Can money bring you happiness? A new study says that in fact, while money cannot increase your joy, it can decrease your sadness.

Psychologists and behavioural scientists from University of British Columbia and Michigan State University decided to analyse the link between money and sadness, which is rarely researched.

Their study, entitled Higher Income Is Associated With Less Daily Sadness but Not More Daily Happiness, is published in the journal Social Psychological and Personality Science.

Looking at US census data of 12,291 people, the researchers analysed their income, together with reports of how happy they were.

They discovered that people who were well-off didn't necessarily become happier by having money, but when they had to deal with an emergency situation like having a leaking roof, with money in the bank they were much less sad than people on a lower income.

Lower incomes can lead to sadness

For people who couldn't afford to pay for a leaking roof, experiencing sleepless nights worrying about being able to solve the problem could lead to sadness.

"Money may be a more effective tool for reducing sadness than enhancing happiness," researchers Kostadin Kushlev, Elizabeth Dunn and Richard Lucas wrote in the paper.

The researchers say that happiness and sadness are two distinct emotional states, rather than being complete opposites.

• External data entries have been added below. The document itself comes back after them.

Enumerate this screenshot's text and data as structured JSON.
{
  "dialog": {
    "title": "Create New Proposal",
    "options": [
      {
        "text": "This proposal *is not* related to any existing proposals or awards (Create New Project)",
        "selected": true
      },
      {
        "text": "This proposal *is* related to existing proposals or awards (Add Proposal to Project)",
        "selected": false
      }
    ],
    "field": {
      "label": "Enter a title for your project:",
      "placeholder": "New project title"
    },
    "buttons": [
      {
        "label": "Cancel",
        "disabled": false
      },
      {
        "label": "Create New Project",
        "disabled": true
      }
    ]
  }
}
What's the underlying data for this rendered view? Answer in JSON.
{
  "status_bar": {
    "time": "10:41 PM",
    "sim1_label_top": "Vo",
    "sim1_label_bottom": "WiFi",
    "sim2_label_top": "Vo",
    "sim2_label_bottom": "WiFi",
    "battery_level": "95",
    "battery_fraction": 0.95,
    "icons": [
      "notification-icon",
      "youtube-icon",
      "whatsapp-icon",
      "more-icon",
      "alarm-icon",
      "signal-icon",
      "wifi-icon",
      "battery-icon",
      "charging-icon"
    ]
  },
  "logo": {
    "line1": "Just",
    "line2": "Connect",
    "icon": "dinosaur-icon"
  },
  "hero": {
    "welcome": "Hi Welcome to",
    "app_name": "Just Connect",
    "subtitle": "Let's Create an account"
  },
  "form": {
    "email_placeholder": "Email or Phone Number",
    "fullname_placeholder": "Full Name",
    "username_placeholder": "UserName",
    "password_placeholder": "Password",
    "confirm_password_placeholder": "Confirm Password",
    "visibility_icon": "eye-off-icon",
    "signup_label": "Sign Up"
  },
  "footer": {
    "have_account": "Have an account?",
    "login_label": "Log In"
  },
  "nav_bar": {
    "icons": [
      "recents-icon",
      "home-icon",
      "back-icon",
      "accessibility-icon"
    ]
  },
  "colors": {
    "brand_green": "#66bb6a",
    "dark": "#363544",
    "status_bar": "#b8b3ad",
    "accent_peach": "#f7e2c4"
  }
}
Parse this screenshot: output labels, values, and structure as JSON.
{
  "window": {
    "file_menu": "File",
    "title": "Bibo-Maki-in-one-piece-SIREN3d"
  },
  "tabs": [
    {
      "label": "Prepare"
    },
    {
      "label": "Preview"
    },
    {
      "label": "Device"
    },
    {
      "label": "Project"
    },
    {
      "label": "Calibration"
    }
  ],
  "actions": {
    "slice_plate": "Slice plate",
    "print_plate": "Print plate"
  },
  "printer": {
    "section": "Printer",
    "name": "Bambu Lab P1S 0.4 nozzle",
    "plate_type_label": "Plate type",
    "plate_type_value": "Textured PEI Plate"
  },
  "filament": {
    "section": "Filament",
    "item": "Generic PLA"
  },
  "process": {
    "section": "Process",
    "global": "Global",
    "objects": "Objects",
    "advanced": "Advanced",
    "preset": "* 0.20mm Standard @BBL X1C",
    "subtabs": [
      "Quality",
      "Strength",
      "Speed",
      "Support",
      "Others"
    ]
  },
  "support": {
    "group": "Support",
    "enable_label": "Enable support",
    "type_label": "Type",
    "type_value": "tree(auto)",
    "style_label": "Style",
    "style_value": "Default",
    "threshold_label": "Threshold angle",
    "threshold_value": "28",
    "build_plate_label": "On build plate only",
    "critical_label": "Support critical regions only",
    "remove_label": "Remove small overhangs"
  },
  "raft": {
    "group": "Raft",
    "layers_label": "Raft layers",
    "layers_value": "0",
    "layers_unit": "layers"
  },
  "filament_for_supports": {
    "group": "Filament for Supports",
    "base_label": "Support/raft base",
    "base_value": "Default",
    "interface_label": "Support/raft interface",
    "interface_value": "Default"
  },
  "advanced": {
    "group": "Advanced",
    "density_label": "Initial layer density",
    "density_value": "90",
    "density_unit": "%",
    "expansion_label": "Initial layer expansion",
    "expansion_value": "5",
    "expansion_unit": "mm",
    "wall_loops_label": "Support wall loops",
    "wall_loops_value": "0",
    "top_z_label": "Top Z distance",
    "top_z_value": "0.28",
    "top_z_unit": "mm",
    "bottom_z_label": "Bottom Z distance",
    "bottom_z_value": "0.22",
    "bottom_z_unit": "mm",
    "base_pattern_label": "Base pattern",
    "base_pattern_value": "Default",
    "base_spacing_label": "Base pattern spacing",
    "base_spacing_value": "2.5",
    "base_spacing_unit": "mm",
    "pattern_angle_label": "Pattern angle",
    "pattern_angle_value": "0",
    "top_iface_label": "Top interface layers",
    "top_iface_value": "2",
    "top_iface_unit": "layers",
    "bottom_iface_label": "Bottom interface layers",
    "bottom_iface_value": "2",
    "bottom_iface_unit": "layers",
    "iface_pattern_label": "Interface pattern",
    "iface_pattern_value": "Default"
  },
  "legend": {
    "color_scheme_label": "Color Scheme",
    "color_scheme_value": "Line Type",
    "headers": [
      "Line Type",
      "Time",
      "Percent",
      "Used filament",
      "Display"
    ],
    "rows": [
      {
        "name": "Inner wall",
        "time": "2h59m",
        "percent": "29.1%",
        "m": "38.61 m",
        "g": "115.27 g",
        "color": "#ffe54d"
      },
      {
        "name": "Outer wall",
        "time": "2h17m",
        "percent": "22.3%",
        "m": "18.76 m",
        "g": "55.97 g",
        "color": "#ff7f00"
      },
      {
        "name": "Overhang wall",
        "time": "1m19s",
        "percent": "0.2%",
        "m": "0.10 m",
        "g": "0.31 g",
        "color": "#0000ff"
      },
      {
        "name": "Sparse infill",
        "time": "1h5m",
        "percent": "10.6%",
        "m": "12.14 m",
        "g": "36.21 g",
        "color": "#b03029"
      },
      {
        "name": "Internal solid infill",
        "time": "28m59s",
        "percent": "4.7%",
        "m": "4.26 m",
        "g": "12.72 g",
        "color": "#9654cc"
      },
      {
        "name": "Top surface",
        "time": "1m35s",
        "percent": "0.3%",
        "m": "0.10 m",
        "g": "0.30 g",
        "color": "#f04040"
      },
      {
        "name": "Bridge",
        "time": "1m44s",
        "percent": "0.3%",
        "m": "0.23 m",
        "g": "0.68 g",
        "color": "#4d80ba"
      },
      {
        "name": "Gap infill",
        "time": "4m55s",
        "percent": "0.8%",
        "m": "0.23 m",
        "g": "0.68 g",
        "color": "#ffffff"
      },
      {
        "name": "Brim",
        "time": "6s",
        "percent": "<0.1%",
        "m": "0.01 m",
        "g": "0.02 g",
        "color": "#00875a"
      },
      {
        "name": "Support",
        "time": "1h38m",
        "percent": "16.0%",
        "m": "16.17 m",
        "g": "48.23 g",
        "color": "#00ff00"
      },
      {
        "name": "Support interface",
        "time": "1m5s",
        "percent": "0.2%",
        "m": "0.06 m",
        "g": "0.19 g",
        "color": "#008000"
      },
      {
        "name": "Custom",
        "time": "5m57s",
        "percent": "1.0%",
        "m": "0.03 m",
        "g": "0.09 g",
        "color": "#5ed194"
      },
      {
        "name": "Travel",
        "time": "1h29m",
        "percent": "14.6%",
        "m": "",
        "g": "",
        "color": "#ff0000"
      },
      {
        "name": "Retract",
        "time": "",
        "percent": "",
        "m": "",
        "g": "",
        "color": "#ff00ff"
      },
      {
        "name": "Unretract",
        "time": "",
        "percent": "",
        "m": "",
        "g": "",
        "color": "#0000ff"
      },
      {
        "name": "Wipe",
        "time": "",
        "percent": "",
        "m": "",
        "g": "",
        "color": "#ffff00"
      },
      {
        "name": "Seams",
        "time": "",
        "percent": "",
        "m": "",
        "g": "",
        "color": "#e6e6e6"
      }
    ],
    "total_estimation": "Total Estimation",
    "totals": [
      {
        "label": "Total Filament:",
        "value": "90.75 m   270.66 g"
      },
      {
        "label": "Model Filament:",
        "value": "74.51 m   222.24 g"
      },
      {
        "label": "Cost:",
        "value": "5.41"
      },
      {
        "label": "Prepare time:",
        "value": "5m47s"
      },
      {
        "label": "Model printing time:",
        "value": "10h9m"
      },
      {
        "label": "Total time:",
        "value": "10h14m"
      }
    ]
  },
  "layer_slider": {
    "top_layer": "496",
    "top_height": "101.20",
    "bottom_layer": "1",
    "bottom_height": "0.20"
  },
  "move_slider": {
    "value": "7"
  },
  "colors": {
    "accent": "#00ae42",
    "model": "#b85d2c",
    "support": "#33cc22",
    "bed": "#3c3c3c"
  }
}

"Although extensive previous research has explored the relationship between income and happiness, no large-scale research has ever examined the relationship between income and sadness," the researchers wrote.

"We show that higher income is associated with experiencing less daily sadness, but has no bearing on daily happiness."

So, what can make you happy?

A survey conducted in October by wealth management research provider Spectrem Group found that people who are super rich can still be pretty miserable, as they constantly focus on financial matters such as how well their stocks are doing, and experience great anxieties.

These people achieve far more satisfaction from investing or saving their money than in spending it.

Other research published last year by Dunn, together with Michael Norton, an associate professor of marketing at Harvard Business School, found that people could be happier if they spent their cash on other people, rather than material possessions.

"Shifting from buying stuff to buying experiences, and from spending on yourself to spending on others, can have a dramatic impact on happiness," Dunn and Norton wrote in the book Happy Money: The Science of Smarter Spending.

The researchers found that people who spent money on holidays gained more happiness from the experience rather than material goods. An increase in happiness was also seen in pre-paying in advance for an experience, as it allowed time for positive expectations to build up.